Desde el más insignificante núcleo de población hasta la ciudad más cosmopolita tienen una efemérides, un acto, una celebración, un acontecimiento que los identifica, define e individualiza respecto a los demás.
No solo Asturias, sino España y el mundo entero ofrecen ejemplos de tales circunstancias. En nuestro país, Tenerife es conocida por sus carnavales; Pamplona, por los sanfermines; Zaragoza, por las fiestas del Pilar; Valencia, por las Fallas; Sevilla, por su Semana Santa, y, por poner un epílogo a esta interminable lista que podríamos desarrollar, Oviedo, por los Premios Princesa de Asturias.
A ningún político se le ocurriría suprimir los sanfermines por ser antitaurino, ni la Semana Santa de Sevilla por ser laico, por más que haya habido tímidos intentos por parte de minorías minoritarias -valga la redundancia- de actuar en ese sentido.
Y ni se hace ni se hará porque tales eventos son elementos identitarios de las ciudades citadas y los ámbitos local, autonómico, nacional y mundial están inseparablemente vinculados a ellas, dándoles lustre, fuste y prestigio.
A mayor abundamiento, el mantenimiento de estas tradiciones tiene una importante repercusión económica en alojamientos, gastronomía y difusión de cara al turismo.
Vespasiano, cuando fue criticado por cobrar una tasa a los romanos que utilizaban los retretes públicos, se defendió manifestando que “pecunia non olet” (el dinero no huele), y lo mismo cabría decir en este caso del caudal económico generado en cada una de estas localidades: el dinero no es ni taurino ni antitaurino, ni religioso ni laico, ni monárquico ni republicano; es solo eso, y nada más y nada menos que eso, dinero.
Lo dicho hasta ahora admite poca réplica.
Oviedo se abrió un hueco en el panorama mundial a través de los Premios Princesa de Asturias, que han llegado a superar en nivel de conocimiento al prerrománico, hasta entonces era la joya de la corona, a la Cámara Santa de la Catedral y al Museo Arqueológico.

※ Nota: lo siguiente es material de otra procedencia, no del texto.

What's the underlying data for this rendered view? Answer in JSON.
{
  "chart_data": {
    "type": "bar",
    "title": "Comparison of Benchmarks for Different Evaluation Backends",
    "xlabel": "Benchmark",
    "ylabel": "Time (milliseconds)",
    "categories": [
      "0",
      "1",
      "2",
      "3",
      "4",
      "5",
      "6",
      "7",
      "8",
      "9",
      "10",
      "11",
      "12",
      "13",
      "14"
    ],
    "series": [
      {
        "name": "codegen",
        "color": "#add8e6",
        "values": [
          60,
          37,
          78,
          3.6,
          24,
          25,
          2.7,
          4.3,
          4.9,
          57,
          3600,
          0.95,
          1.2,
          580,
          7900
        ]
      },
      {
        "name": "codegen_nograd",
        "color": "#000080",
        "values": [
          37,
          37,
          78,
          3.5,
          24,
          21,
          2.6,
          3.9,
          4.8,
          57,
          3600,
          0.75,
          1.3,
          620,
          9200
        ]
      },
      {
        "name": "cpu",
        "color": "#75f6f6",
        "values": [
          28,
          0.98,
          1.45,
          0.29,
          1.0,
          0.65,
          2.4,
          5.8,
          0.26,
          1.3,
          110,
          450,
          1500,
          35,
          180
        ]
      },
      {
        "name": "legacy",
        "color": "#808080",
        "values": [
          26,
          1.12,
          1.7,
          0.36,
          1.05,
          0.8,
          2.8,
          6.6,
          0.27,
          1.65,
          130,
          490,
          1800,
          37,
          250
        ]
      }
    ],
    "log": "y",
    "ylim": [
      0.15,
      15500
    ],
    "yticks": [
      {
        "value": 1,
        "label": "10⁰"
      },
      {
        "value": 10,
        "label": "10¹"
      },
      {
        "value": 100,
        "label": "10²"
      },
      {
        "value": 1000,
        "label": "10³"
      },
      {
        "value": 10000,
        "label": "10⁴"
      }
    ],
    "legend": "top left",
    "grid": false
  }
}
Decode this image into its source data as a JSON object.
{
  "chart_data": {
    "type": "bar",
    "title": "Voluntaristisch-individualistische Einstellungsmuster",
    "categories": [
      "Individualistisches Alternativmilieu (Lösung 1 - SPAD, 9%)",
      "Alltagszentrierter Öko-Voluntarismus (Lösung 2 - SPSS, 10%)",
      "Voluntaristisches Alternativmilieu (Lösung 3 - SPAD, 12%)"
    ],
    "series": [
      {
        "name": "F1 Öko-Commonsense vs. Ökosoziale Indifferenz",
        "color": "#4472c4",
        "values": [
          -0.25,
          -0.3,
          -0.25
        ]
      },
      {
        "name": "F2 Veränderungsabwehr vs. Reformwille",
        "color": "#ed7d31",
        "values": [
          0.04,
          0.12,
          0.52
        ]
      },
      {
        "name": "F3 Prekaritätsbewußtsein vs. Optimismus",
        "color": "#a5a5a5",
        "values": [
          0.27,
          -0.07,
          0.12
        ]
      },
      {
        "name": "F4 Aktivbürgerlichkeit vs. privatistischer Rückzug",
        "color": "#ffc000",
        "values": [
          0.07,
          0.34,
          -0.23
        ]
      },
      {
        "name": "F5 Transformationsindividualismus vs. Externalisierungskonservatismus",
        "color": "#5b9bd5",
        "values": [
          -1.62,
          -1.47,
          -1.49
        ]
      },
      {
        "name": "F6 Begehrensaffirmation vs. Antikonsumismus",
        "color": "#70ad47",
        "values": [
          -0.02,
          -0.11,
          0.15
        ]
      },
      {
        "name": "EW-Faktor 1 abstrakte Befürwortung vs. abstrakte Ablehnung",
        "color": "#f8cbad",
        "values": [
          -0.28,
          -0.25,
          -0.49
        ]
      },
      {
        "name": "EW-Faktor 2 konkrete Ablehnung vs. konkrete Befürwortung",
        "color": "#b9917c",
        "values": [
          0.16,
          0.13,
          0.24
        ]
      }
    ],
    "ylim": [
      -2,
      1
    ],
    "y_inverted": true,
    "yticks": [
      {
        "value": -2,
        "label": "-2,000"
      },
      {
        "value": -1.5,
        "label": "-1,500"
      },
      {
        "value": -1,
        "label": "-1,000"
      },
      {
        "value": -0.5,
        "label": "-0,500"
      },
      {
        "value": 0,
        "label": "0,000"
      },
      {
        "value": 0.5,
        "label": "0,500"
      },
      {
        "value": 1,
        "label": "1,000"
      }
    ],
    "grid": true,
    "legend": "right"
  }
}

A partir de la consolidación de los premios, tanto el hotel de la Reconquista como el teatro Campoamor conforman lugares de visita obligada para el turismo. Cualquier ciudad estaría orgullosa de ser sede de los premios y cualquier cantidad que se destine a su mantenimiento revierte multiplicada por mil. No hay publicidad equiparable.
De ahí que cuando desde determinados sectores del gobierno local se ponen en tela de juicio los premios porque dicen representar a una institución no elegida democráticamente, uno se pregunte si el poder está legitimado para cuestionar elementos identitarios de la ciudad. Cierto que hay una legitimación de origen, la elección de los ciudadanos, pero esa legitimación hay que mantenerla a lo largo de la legislatura, y cuesta trabajo pensar que decisiones de esta naturaleza respondan a la voluntad mayoritaria de los electores y acrediten como buenos políticos a sus promotores.
Debería haber ámbitos blindados al poder establecido, y este de los premios es claramente uno de ellos. Ya dije en otras ocasiones que vivimos un exceso de democracia, que nos han hecho pensar que todas las decisiones tomadas por los representantes elegidos por el pueblo son válidas, y esto no es así.
Las decisiones que afectan al interés público mayoritario, que ponen en riesgo los símbolos de una ciudad y su economía, deberían ser objeto de consulta popular y, en su ausencia, ser obviadas. Los políticos debieran aspirar a dejar huella, pero no en el barro.